Yesterday, Vibe posted an article about the new Morehouse man. Forcing all to take a look inside what was really behind all the hoopla surrounding that dress code issue.
Within the openly Gay community at Atlanta’s Morehouse College, there’s a subgroup: Gender Benders who rock makeup, Marc Jacobs, tote bags, sky-high heels and Beyonce’-style hair weaves.
Can a man of Morehouse be Gay? Absolutely. But can he be a woman?
Meet the Plastics…the group believed to have prompted the controversial dress code announced by leaders of the African-American college last fall.

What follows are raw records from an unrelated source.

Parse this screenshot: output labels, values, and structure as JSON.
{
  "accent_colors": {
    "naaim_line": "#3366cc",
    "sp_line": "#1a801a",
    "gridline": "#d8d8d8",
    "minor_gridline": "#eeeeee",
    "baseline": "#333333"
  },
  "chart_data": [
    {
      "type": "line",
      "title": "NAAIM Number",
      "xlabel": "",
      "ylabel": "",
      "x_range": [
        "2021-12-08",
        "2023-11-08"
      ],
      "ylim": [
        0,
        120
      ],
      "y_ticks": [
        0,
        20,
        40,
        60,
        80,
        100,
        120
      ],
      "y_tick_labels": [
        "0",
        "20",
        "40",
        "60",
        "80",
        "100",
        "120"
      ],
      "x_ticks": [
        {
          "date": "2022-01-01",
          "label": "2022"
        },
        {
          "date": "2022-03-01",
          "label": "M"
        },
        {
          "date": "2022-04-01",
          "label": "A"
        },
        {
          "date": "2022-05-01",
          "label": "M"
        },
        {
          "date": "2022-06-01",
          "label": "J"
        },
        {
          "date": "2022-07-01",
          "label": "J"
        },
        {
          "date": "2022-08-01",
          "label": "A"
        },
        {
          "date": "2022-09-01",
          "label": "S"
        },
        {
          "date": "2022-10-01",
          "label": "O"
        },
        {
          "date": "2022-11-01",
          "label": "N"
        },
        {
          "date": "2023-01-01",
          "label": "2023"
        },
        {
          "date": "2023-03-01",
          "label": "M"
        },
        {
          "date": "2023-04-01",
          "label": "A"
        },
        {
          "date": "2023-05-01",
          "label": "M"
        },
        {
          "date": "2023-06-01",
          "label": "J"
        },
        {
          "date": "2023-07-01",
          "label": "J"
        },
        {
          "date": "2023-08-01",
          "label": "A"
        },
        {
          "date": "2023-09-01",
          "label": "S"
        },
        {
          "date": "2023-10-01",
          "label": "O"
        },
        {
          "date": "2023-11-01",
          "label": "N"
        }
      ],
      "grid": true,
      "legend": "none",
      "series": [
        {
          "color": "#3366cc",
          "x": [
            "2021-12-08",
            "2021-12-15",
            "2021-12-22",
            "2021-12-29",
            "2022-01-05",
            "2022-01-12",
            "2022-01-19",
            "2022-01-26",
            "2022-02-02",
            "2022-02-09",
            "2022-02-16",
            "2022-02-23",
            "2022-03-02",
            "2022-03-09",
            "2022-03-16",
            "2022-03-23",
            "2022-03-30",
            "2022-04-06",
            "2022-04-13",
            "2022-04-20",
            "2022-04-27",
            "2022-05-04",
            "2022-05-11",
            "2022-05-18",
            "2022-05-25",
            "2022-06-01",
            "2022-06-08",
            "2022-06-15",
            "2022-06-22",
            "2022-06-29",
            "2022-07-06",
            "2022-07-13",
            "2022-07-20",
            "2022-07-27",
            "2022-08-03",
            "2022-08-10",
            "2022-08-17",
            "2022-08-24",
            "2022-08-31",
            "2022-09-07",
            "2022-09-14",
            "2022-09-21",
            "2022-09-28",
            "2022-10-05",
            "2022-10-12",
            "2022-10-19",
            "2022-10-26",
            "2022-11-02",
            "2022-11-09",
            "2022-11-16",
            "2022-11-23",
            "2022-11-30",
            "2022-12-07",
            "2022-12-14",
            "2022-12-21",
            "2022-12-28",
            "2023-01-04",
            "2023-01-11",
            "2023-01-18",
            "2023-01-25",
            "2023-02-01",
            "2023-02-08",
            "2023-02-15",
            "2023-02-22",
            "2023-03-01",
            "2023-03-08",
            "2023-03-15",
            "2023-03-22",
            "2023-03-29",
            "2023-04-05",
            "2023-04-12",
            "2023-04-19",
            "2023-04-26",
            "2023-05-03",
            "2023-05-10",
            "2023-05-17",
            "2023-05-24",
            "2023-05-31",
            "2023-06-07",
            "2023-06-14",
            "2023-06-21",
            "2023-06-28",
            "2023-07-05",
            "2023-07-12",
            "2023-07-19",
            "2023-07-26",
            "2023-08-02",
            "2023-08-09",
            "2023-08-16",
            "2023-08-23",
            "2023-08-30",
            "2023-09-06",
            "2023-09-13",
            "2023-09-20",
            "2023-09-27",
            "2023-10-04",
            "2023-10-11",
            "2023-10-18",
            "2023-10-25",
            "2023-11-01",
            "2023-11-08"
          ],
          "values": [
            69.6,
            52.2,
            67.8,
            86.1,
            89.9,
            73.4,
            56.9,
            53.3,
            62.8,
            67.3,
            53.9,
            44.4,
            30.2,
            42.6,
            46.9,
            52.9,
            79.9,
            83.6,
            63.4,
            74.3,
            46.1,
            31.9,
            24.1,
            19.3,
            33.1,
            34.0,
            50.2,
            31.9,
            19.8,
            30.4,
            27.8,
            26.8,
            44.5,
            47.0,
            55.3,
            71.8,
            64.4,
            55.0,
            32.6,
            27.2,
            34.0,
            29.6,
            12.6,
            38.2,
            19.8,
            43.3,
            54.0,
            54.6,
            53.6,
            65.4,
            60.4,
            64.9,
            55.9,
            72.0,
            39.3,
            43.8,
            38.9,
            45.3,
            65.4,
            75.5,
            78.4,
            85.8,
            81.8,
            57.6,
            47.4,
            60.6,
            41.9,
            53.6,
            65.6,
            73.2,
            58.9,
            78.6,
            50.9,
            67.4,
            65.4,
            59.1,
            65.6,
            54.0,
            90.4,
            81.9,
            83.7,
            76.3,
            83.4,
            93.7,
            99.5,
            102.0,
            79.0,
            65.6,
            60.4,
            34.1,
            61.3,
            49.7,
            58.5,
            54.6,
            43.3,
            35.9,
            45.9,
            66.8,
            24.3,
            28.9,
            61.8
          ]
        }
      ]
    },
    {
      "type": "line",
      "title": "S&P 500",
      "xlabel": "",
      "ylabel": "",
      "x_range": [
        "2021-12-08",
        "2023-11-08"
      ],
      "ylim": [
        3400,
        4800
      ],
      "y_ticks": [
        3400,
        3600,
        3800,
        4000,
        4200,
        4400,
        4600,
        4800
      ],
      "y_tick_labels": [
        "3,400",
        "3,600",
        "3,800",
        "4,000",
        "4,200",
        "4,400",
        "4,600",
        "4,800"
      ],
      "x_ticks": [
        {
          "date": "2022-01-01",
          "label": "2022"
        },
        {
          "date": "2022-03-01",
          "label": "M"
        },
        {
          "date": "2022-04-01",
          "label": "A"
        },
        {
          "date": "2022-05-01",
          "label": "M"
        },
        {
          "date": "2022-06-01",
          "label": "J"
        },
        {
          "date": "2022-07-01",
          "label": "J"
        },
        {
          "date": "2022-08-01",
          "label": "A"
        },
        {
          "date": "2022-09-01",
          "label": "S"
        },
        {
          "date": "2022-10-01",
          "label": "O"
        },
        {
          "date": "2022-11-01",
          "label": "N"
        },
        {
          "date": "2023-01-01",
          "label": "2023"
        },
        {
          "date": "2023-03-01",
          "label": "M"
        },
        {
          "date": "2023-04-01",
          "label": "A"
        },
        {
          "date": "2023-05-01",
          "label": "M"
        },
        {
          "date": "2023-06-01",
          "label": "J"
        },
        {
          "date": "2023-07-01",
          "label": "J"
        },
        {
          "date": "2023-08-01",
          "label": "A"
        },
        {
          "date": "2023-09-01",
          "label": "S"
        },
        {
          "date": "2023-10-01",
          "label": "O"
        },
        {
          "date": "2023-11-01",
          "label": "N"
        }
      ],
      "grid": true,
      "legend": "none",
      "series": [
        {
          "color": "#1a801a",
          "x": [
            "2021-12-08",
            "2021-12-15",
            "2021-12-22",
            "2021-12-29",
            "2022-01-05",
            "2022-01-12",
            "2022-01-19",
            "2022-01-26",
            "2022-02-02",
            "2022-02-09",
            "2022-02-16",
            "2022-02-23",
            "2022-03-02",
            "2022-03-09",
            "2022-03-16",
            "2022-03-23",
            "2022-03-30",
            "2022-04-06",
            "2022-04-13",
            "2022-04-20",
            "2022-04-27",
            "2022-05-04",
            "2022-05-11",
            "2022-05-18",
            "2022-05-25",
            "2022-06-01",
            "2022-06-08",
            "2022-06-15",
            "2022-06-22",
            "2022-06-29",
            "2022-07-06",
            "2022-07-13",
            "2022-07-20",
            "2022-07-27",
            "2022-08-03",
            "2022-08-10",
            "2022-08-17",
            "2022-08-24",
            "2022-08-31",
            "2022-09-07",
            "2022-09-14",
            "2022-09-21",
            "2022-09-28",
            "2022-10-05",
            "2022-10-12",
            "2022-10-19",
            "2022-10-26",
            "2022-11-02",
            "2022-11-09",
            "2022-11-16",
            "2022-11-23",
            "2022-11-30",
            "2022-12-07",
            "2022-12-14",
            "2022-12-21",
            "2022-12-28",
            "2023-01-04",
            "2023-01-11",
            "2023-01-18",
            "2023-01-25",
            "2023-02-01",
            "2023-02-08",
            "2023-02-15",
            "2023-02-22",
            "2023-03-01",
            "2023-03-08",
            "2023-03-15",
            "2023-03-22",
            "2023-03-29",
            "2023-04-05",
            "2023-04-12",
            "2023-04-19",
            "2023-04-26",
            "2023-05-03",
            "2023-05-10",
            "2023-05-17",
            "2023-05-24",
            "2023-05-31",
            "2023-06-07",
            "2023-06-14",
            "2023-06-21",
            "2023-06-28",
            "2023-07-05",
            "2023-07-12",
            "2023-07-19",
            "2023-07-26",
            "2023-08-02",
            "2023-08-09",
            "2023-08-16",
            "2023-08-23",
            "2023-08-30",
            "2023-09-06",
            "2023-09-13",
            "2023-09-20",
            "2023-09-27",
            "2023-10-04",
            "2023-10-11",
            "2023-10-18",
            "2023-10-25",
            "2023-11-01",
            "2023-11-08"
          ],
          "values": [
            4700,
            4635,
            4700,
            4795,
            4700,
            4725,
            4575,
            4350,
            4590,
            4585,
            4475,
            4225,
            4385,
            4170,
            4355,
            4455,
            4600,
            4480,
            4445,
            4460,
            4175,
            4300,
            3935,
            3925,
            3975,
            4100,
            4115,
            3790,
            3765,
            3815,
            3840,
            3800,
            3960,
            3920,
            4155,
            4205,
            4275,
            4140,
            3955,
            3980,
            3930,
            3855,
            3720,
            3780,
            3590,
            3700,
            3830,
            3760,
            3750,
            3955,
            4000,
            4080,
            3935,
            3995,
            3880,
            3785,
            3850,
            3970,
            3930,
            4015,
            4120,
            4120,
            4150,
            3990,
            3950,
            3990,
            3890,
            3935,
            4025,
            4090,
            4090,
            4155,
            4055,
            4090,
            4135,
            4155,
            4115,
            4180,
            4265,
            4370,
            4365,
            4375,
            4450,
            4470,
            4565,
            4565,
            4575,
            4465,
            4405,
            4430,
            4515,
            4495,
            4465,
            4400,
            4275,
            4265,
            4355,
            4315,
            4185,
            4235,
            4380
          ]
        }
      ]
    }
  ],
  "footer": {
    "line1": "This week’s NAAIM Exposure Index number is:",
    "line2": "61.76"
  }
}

Diamond Martin Poulin, 20, teetering in strappy sandals with three-inch heels, steps into an eclectic clothing boutique in Little Five Points, a quaint cluster of shops and restaurants two and a half miles outside of downtown Atlanta. “Ooooh,” squeals Diamond. “What about this?” Holding up a white floor-skimming skirt with an eyelet hem, he swoons. The proprietor of the store looks up at Diamond, does a double take, and immediately picks up the cordless phone at the register. “There’s a man in here with heels on!” she whispers loudly into the phone. Diamond raises his eyebrows and continues browsing the racks. He shrugs when asked if the comment bothers him. “Isn’t it true?” he says, chuckling. “There is a man in here with heels on.”
“I’ve always been into clothes, shoes, hair and everything,” says Diamond, who was born and raised in Providence, R.I. He says there’s a good chance he’ll transition into a woman at some point. “My mother says I always played dress-up in her clothes, my grandmother’s clothes. I’d even get my brother to do it sometimes. That’s just always been me—pushing the envelope of what I’m supposed to be as a man.”
So does Diamond really consider herself a man? At the question, he groans. “Yes, I refer to myself as a man, you know, to relieve any confusion. Sometimes people don’t understand the whole androgyny thing. There’s always the question: Well, what are you? Yes, I’m a man. I like women’s clothes. And yeah, I’m gay. But I don’t want that to define me. How come people can’t just see me as a person?”
Are these the new faces of the historically Black, historically male Morehouse college?